One of BattleTech’s biggest strengths is that it realises that giant robots slowly tearing each other apart chunk by chunk never gets old, even when it’s being done to yours. This is aided by some fantastically chunky sound design, ballistic weapons like the AC-10 cannon sounding satisfyingly brutal. The relative advantages of blind-fire versus aimed shots versus melee, with a degree of control as to how quickly or methodically you want to take the enemy apart, provides a wealth of tactical options. Harebrained Schemes has done a fine job of translating to the screen what makes tabletop gaming so fun, making BattleTech a joy to play.
That’s not to say it doesn’t make you suffer for that enjoyment, though. As is likely becoming evident, BattleTech is an extremely complicated game. Sadly, one with a rather anaemic tutorial system that just loves to throw up crucial tooltips at moments when there’s already a lot going on, then never mentioning these things again (apart from the odd vaguely-written loading screen splash).
Take the movement mechanic, for example: I’m pretty sure I saw a tip come up at some early point explaining what the Evasion pips meant, but was too busy figuring out the movement system to absorb the concept fully until much later in the game. Similarly, while contract missions are made available early on, it doesn’t make clear the absolute necessity of doing as many as you can before attempting the next part of the campaign. Some of the story missions are an absolute bitch to get through without levelled-up pilots and better ‘Mechs, which is precisely what the contracts get you in the long term. This kind of thing can be infuriating over long-term play, when you suddenly realise that you haven’t been playing the game properly and end up short on resources as the late game nears, and could have easily been helped with clearer instruction.

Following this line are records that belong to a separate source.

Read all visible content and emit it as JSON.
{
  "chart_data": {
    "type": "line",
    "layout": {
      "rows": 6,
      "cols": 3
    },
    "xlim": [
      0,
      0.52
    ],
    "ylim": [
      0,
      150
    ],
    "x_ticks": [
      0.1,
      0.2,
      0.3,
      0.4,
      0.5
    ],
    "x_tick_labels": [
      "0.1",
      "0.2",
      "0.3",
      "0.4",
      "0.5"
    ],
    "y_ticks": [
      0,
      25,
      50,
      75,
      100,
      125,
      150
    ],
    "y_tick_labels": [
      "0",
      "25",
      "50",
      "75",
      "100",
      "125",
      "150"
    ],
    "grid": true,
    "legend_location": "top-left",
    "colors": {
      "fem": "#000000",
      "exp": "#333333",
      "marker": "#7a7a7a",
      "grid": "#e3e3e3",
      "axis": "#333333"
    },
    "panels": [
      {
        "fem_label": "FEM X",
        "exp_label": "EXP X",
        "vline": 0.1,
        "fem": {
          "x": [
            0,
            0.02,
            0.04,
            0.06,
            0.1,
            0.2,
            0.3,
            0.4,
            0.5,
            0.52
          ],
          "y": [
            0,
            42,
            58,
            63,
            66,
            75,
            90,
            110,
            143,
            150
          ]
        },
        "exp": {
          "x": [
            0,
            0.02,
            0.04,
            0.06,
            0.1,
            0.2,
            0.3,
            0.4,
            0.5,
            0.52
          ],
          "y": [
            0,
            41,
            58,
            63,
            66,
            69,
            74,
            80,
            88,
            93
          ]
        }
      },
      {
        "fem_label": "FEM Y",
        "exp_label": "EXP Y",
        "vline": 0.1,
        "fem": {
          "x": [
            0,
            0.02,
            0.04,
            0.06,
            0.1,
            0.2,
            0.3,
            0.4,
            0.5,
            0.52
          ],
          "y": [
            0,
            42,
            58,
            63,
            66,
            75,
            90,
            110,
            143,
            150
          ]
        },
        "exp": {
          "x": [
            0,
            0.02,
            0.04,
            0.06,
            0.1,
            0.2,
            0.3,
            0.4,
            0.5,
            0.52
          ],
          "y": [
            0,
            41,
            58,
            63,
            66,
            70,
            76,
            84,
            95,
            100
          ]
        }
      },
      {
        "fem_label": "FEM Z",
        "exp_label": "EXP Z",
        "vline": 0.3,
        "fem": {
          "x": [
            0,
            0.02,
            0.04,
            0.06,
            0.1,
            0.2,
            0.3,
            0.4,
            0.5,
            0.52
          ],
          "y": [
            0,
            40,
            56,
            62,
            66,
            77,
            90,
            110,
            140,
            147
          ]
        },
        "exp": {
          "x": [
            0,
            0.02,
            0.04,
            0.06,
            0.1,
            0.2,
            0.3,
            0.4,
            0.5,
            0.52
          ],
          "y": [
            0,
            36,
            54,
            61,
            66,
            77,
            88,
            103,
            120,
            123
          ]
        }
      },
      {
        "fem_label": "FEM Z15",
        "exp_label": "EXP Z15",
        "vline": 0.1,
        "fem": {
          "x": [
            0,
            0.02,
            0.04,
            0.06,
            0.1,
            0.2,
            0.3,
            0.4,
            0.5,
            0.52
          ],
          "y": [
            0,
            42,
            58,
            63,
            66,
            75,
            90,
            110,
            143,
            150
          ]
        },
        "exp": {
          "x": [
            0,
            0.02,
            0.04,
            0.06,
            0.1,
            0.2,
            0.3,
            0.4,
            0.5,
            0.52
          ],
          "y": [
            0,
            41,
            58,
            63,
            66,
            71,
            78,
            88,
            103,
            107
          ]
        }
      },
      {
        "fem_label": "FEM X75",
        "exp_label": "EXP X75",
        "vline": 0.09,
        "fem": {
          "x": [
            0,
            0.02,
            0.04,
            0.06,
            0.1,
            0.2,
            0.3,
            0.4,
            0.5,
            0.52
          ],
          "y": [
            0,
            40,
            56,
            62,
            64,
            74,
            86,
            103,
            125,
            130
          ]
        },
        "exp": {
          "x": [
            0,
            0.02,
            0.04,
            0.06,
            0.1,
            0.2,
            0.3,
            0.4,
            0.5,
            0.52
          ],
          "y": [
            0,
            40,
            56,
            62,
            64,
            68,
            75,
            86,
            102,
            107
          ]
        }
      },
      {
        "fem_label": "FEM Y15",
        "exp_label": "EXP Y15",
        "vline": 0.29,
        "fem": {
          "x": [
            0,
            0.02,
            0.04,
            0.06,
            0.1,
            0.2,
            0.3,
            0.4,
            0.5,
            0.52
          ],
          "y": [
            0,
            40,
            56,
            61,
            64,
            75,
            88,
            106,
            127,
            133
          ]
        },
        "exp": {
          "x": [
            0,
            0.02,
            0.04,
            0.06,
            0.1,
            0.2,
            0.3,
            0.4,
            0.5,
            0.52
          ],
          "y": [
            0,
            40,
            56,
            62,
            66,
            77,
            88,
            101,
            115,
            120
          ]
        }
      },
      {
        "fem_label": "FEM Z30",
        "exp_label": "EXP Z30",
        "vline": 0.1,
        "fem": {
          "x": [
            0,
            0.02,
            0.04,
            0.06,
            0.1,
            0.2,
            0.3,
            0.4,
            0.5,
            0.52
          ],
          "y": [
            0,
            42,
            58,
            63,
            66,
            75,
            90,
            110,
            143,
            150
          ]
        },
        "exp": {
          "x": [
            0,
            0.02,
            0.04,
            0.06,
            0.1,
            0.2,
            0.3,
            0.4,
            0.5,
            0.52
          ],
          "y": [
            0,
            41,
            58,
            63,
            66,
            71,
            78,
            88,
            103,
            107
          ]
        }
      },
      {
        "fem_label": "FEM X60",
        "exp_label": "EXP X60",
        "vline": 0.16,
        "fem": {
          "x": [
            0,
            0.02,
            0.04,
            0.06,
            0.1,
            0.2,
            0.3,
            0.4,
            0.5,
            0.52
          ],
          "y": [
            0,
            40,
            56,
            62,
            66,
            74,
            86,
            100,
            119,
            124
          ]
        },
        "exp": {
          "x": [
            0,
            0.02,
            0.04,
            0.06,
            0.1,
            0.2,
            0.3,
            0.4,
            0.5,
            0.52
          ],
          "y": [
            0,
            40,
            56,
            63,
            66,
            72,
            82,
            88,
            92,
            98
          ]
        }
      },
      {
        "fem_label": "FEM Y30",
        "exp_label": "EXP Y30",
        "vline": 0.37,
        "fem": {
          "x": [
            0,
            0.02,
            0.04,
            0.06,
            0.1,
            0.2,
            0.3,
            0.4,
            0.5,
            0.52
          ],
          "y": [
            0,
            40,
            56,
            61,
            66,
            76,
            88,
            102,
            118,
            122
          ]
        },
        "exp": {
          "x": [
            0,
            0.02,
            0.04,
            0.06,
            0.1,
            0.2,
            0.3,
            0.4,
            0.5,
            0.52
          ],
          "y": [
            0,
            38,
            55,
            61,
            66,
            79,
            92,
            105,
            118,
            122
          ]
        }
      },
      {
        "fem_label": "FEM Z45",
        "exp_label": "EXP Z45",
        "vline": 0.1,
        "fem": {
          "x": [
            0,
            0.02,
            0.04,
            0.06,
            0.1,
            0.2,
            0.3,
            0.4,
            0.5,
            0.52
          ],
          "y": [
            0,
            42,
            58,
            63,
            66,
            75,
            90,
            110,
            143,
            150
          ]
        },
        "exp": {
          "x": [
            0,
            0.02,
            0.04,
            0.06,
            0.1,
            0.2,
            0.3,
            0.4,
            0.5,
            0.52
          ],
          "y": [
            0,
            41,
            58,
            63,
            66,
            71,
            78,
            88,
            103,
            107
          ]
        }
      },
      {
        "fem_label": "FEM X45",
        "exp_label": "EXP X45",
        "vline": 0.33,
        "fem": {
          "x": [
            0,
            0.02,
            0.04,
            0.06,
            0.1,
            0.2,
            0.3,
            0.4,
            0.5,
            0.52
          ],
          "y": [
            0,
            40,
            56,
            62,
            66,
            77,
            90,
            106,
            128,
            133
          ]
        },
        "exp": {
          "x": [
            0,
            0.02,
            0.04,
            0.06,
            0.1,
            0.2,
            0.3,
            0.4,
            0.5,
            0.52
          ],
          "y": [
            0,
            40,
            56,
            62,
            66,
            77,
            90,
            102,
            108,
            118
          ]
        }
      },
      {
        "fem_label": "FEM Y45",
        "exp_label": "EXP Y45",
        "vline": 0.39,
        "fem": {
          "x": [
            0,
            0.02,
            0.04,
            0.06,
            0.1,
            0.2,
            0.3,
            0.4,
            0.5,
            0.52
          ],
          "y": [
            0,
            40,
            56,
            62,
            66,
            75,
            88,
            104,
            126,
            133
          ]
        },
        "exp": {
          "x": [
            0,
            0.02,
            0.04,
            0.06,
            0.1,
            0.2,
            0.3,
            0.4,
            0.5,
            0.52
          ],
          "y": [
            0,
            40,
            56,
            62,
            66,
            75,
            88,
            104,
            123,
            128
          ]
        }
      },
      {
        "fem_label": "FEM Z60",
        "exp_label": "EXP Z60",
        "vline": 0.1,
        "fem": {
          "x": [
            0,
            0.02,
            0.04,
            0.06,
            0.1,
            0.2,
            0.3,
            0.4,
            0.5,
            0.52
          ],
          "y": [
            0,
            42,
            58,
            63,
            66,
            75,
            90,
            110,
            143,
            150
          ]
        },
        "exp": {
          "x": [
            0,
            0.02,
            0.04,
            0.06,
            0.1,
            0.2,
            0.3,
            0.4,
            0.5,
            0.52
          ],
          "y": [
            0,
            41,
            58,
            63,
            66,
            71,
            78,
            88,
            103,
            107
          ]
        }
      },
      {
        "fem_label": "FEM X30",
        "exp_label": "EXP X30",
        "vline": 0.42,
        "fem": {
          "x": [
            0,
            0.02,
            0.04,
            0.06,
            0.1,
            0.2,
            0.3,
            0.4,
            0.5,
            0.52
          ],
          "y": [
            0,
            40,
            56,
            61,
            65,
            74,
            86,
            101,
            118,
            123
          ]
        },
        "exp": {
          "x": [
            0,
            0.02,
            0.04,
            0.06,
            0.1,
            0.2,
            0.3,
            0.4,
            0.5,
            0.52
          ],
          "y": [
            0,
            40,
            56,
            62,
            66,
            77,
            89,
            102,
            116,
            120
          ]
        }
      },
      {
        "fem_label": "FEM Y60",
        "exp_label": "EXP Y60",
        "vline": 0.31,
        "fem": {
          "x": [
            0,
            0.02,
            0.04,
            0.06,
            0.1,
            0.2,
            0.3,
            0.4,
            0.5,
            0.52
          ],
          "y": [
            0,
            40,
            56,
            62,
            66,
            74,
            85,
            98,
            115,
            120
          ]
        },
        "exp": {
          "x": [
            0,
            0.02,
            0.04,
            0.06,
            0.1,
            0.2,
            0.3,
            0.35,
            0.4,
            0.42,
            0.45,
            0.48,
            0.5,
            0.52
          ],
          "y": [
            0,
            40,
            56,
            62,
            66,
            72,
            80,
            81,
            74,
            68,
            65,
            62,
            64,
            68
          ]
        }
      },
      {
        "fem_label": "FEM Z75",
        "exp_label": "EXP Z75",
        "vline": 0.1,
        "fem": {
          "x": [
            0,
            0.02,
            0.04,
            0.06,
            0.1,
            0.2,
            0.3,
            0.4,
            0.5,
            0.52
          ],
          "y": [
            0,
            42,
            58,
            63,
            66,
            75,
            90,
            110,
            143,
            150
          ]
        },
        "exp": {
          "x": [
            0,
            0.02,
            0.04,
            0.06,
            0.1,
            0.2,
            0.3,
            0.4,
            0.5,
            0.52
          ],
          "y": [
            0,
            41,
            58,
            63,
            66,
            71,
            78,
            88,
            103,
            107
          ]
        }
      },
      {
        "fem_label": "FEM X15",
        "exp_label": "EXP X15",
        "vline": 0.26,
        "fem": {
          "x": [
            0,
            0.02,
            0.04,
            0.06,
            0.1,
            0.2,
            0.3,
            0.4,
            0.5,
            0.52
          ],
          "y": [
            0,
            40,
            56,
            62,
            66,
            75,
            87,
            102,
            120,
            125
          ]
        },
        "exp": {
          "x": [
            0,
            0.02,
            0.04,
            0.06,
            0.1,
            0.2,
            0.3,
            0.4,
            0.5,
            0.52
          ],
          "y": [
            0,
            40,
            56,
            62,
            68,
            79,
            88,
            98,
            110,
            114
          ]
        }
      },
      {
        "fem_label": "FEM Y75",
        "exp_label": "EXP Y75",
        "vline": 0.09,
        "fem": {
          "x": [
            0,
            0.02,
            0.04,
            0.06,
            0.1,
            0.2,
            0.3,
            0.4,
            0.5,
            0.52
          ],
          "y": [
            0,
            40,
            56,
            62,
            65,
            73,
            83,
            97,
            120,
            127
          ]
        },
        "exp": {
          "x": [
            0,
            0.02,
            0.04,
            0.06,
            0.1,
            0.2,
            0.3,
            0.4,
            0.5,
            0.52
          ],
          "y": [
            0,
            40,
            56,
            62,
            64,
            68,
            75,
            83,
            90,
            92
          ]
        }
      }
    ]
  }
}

Thankfully, there exists a wealth of tips videos on YouTube to explain these concepts a bit better; my recommendation is the highly entertaining playthrough series by Waypoint’s Austin Walker and Rob Zacny. As long-time BattleTech fans, they provide a wealth of information on the franchise’s lore and mechanics, while clarifying key systems far better than the game itself manages to.
Also, it has to be said that the game launched in a rather poorly-optimised state. My own experience has been fairly good, apart from long loading times and one or two crashes, but according to Steam user reviews some have found the game practically unplayable on their rigs. Post-launch patches have improved performance to a notable extent, but it remains a bit of a memory hog; anyone with less than 8GB onboard may want to proceed with caution.
This situation probably isn’t helped by the game insisting on long, drawn-out animations every time an enemy unit performs an action, which becomes extremely tedious at best and performance-murdering at worst. One hopes that at the very least, someone will cook up an equivalent of the brilliant XCOM 2 ‘Don’t Waste My Time’ mod to speed things up if the developers don’t address it.
Flawed but consistently thrilling, BattleTech remains an excellent game that provides one of the better adaptations of a miniature-based wargame on the market. Not only that, thanks to smart writing it also acts as a superb introduction to the world of BattleTech itself, accessible to lore junkies and dystopian sci-fi fans as well as giant punching robot enthusiasts (and really, who in their right mind isn’t one of those?). On this showing, it seems likely that as 2018 closes this one will go down in the books as one of the year’s unlikeliest yet most rewarding surprise packages.